Toute la famille, y compris Mme de Monclair, partagea la bonne impression qu’il avait produite ; les domestiques l’adoraient ; il leur donnait des pièces d’or avec une profusion qui leur faisait chanter ses louanges. Giselle se trouvait entourée de personnes qui la félicitaient sur son choix.

Le duc pressait beaucoup le mariage, et, à son grand ravissement, Giselle l’appuyait dans ses demandes, si bien qu’un mois après les derniers adieux de Julien, Giselle était duchesse de Palma.

Les premiers temps furent un enchantement continuel. Les parents de Giselle la voyaient peu ; ils vivaient tristement dans l’isolement et dans la crainte, car ils connaissaient trop bien Giselle pour ne pas prévoir que ses exigences finiraient par lasser la patience du duc. En effet, une première scène éclata, un jour que le duc souffrait d’un rhumatisme au bras et lui demandait de passer une soirée à la maison pour lui donner un peu de repos.

« Impossible, mon ami ; il faut absolument que vous me meniez au petit bal de la cour. J’ai une toilette ravissante et des invitations pour tout le temps du bal, y compris le cotillon ; et puis j’ai promis de souper à la table des duchesses et princesses ; je ne peux pas manquer cette soirée, c’est impossible.

le duc.

Mais, Giselle, je t’assure que je ne suis pas en état d’y aller. Je ne peux seulement pas lever le bras pour passer mon habit.

giselle.

Alors, il faudra que j’y aille seule ; je ne peux pas manquer un petit bal de la cour.

le duc.

Tu me laisseras donc tout seul, Giselle ? Moi, je sacrifierais tous les bals et les plaisirs du monde pour ne pas te quitter, pour te tenir compagnie.

giselle.

Vous, je crois bien, vous avez dansé, vous vous êtes amusé pendant vingt ans et moi je commence, il n’y a que six mois que je suis mariée.

le duc.

Mais, Giselle, ma bien-aimée Giselle, tu es bien jeune pour aller seule dans le monde. Écris un mot, mon amie, pour t’excuser. Je t’en prie, je t’en supplie.

giselle.

Non, ce serait considéré comme une défaite ; tous ces messieurs diront que vous êtes jaloux.

le duc.

Et quand ils le diraient, mon amie, ils ne seraient pas tout à fait dans le faux. »

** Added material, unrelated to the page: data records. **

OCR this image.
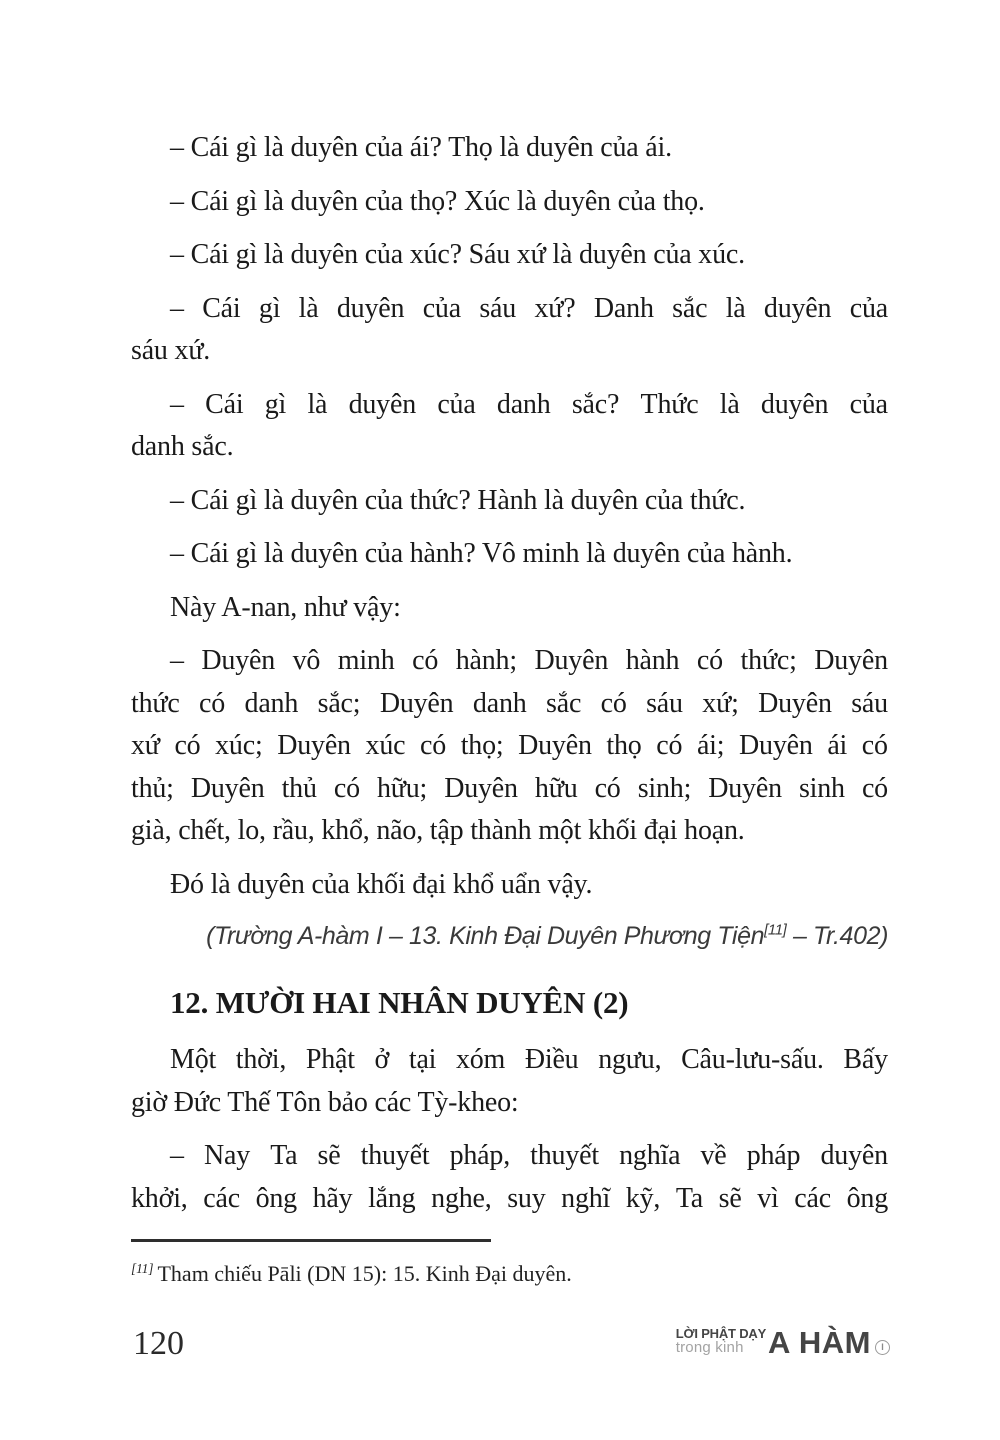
– Cái gì là duyên của ái? Thọ là duyên của ái.
– Cái gì là duyên của thọ? Xúc là duyên của thọ.
– Cái gì là duyên của xúc? Sáu xứ là duyên của xúc.
– Cái gì là duyên của sáu xứ? Danh sắc là duyên của
sáu xứ.
– Cái gì là duyên của danh sắc? Thức là duyên của
danh sắc.
– Cái gì là duyên của thức? Hành là duyên của thức.
– Cái gì là duyên của hành? Vô minh là duyên của hành.
Này A-nan, như vậy:
– Duyên vô minh có hành; Duyên hành có thức; Duyên
thức có danh sắc; Duyên danh sắc có sáu xứ; Duyên sáu
xứ có xúc; Duyên xúc có thọ; Duyên thọ có ái; Duyên ái có
thủ; Duyên thủ có hữu; Duyên hữu có sinh; Duyên sinh có
già, chết, lo, rầu, khổ, não, tập thành một khối đại hoạn.
Đó là duyên của khối đại khổ uẩn vậy.
(Trường A-hàm I – 13. Kinh Đại Duyên Phương Tiện[11] – Tr.402)
12. MƯỜI HAI NHÂN DUYÊN (2)
Một thời, Phật ở tại xóm Điều ngưu, Câu-lưu-sấu. Bấy
giờ Đức Thế Tôn bảo các Tỳ-kheo:
– Nay Ta sẽ thuyết pháp, thuyết nghĩa về pháp duyên
khởi, các ông hãy lắng nghe, suy nghĩ kỹ, Ta sẽ vì các ông
[11] Tham chiếu Pāli (DN 15): 15. Kinh Đại duyên.
120	LỜI PHẬT DẠY
trong kinh A HÀM	I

La discussion continua quelques instants encore ; malgré les sollicitations les plus pressantes et les plus humbles, Giselle maintint sa volonté ; elle se coiffa, s’habilla et partit, croyant avoir beaucoup fait en s’étant laissé admirer pendant une demi-heure par son mari. Il resta seul et ne se coucha ni ne dormit jusqu’au retour de Giselle ; elle s’était beaucoup amusée ; il la reçut sans humeur et même avec tendresse ; elle l’en récompensa en lui racontant tous les plaisirs et les distinctions dont elle avait été l’objet ; elle l’embrassa, le cajola, l’assura qu’elle ne recommencerait pas ; que c’était à cause de la cour qu’elle avait cru devoir aller à ce bal. Elle fit si bien que le duc fut enchanté de sa femme, et qu’il l’aima et lui obéit plus que jamais.

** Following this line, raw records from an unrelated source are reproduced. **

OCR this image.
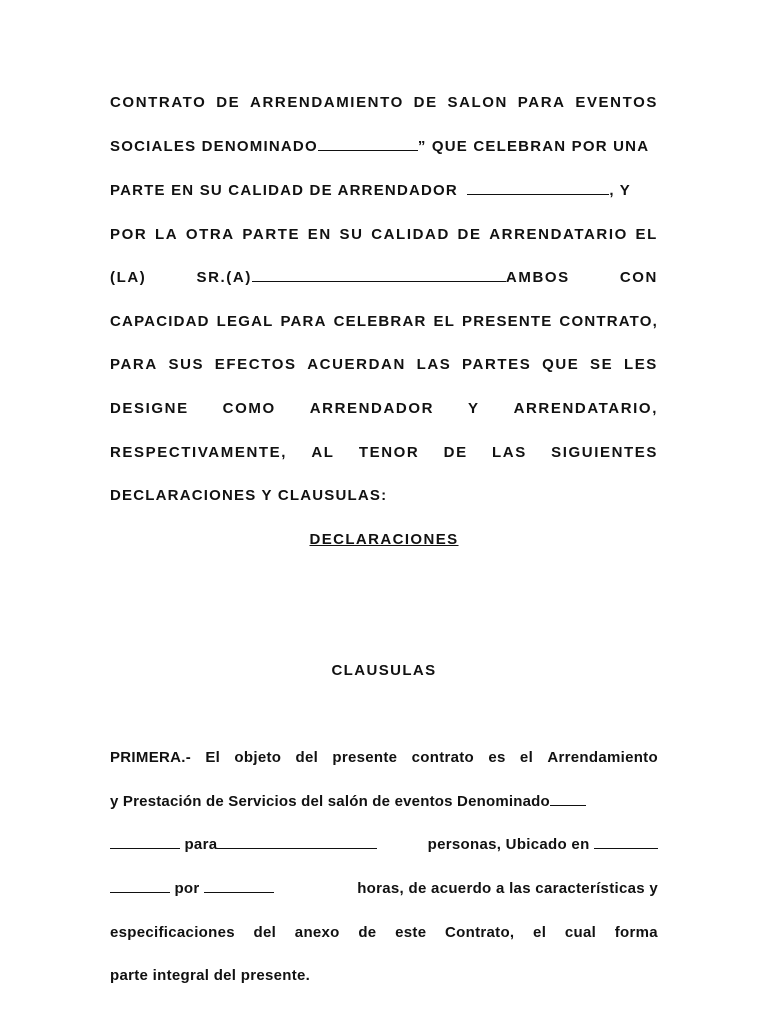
CONTRATO DE ARRENDAMIENTO DE SALON PARA EVENTOS
SOCIALES DENOMINADO	” QUE CELEBRAN POR UNA
PARTE EN SU CALIDAD DE ARRENDADOR	, Y
POR LA OTRA PARTE EN SU CALIDAD DE ARRENDATARIO EL
(LA)	SR.(A)	AMBOS	CON
CAPACIDAD LEGAL PARA CELEBRAR EL PRESENTE CONTRATO,
PARA SUS EFECTOS ACUERDAN LAS PARTES QUE SE LES
DESIGNE COMO ARRENDADOR Y ARRENDATARIO,
RESPECTIVAMENTE, AL TENOR DE LAS SIGUIENTES
DECLARACIONES Y CLAUSULAS:
DECLARACIONES
CLAUSULAS
PRIMERA.- El objeto del presente contrato es el Arrendamiento
y Prestación de Servicios del salón de eventos Denominado
para	personas, Ubicado en
por	horas, de acuerdo a las características y
especificaciones del anexo de este Contrato, el cual forma
parte integral del presente.
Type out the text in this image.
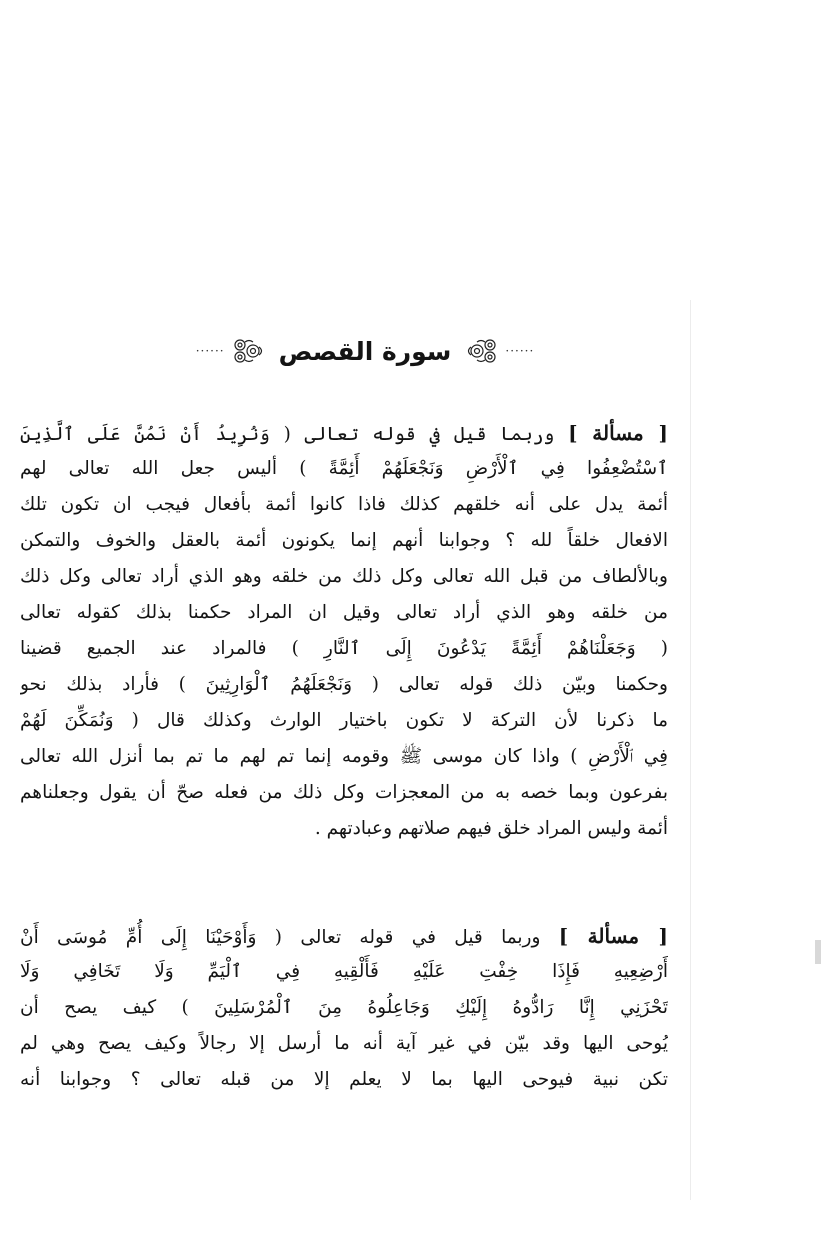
······ سورة القصص	······
[ مسألة ] وربما قيل في قوله تعالى ( وَنُرِيدُ أَنْ نَمُنَّ عَلَى ٱلَّذِينَ
ٱسْتُضْعِفُوا فِي ٱلْأَرْضِ وَنَجْعَلَهُمْ أَئِمَّةً ) أليس جعل الله تعالى لهم
أئمة يدل على أنه خلقهم كذلك فاذا كانوا أئمة بأفعال فيجب ان تكون تلك
الافعال خلقاً لله ؟ وجوابنا أنهم إنما يكونون أئمة بالعقل والخوف والتمكن
وبالألطاف من قبل الله تعالى وكل ذلك من خلقه وهو الذي أراد تعالى وكل ذلك
من خلقه وهو الذي أراد تعالى وقيل ان المراد حكمنا بذلك كقوله تعالى
( وَجَعَلْنَاهُمْ أَئِمَّةً يَدْعُونَ إِلَى ٱلنَّارِ ) فالمراد عند الجميع قضينا
وحكمنا وبيّن ذلك قوله تعالى ( وَنَجْعَلَهُمُ ٱلْوَارِثِينَ ) فأراد بذلك نحو
ما ذكرنا لأن التركة لا تكون باختيار الوارث وكذلك قال ( وَنُمَكِّنَ لَهُمْ
فِي ٱلْأَرْضِ ) واذا كان موسى ﷺ وقومه إنما تم لهم ما تم بما أنزل الله تعالى
بفرعون وبما خصه به من المعجزات وكل ذلك من فعله صحّ أن يقول وجعلناهم
أئمة وليس المراد خلق فيهم صلاتهم وعبادتهم .
[ مسألة ] وربما قيل في قوله تعالى ( وَأَوْحَيْنَا إِلَى أُمِّ مُوسَى أَنْ
أَرْضِعِيهِ فَإِذَا خِفْتِ عَلَيْهِ فَأَلْقِيهِ فِي ٱلْيَمِّ وَلَا تَخَافِي وَلَا
تَحْزَنِي إِنَّا رَادُّوهُ إِلَيْكِ وَجَاعِلُوهُ مِنَ ٱلْمُرْسَلِينَ ) كيف يصح أن
يُوحى اليها وقد بيّن في غير آية أنه ما أرسل إلا رجالاً وكيف يصح وهي لم
تكن نبية فيوحى اليها بما لا يعلم إلا من قبله تعالى ؟ وجوابنا أنه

Des scènes pareilles et bien plus vives se renouvelèrent souvent et finirent par amener du refroidissement. Deux ans après son mariage, Giselle sortait seule pendant que son mari cherchait des distractions de son côté ; tous deux faisaient des dépenses folles qui mirent du désordre dans l’immense fortune du duc. Il n’en tint aucun compte, il joua pour s’étourdir et pour regagner au jeu ce que lui et sa femme avaient dissipé ; les choses en vinrent au point que le duc se trouva ruiné ; il abandonna Giselle qu’il n’aimait plus ; elle fut recueillie par ses parents, dont la vie s’écoulait dans les larmes et la désolation.